The earthquake in Sumatra claimed the highest death toll in 2009
Natural catastrophes took fewer lives and caused less damage this year than in 2008, according to the re-insurance group Munich Re.
In its annual study, the group said the absence of major disasters and a benign hurricane season in the North Atlantic were the main reasons.
Economic losses totalled about $50bn (£31bn), compared with $200bn in 2008.
However, it said the total number of destructive events was above the long-term average - with 850 recorded.
"The trend towards an increase in weather-related catastrophes continues, whilst there has fundamentally been no change in the risk of geophysical events such as earthquakes," said Professor Peter Hoeppe, head of Munich Re's Geo Risks Research.
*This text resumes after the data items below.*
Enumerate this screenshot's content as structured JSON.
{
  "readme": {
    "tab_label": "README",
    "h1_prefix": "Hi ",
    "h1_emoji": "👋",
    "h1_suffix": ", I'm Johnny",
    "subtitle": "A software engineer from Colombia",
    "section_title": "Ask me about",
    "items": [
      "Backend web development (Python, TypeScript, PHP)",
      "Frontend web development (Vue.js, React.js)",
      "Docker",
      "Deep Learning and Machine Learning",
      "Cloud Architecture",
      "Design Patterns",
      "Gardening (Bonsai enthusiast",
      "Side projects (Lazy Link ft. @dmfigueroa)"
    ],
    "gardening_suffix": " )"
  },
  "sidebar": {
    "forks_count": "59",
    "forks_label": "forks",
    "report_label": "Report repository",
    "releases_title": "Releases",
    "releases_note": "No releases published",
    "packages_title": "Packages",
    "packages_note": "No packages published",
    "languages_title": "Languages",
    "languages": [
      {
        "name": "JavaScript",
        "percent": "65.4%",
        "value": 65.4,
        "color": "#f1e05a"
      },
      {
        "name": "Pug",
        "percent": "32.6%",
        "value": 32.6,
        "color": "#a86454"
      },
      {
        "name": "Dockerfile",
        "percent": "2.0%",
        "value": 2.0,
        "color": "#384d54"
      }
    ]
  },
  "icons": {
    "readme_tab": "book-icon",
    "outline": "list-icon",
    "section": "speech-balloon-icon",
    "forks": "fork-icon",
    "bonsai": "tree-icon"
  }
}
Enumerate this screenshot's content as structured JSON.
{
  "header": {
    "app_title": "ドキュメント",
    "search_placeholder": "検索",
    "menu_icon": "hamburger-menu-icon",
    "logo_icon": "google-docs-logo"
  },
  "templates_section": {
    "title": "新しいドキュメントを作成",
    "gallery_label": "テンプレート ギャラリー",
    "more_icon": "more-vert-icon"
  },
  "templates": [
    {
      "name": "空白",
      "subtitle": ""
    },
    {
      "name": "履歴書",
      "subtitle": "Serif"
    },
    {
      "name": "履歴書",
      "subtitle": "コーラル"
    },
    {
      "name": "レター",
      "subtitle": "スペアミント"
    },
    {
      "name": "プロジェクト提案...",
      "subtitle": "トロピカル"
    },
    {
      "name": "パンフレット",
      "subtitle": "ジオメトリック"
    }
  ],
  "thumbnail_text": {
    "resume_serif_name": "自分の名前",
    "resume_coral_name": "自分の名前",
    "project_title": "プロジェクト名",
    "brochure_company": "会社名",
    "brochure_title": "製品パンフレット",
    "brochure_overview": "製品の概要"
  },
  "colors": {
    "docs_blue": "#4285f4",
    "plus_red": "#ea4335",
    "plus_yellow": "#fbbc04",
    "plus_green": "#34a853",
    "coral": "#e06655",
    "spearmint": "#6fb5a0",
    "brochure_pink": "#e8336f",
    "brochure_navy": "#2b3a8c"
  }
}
The group said that weather-related natural catastrophes had tripled since 1950. Board member Torsten Jeworrek said: "It is very disappointing that no breakthrough was achieved at the Copenhagen climate summit."
The death toll this year stands at about 10,000 - that compares with an average of 75,000 in the past 10 years. The earthquake in the Indonesian island of Sumatra took the most lives, with 1,200 people killed.
Munich Re said that Winter Storm Klaus, which hit northern Spain and south-west France in January, was the "costliest" disaster, with insured losses costing $3bn and economic losses $5.1bn.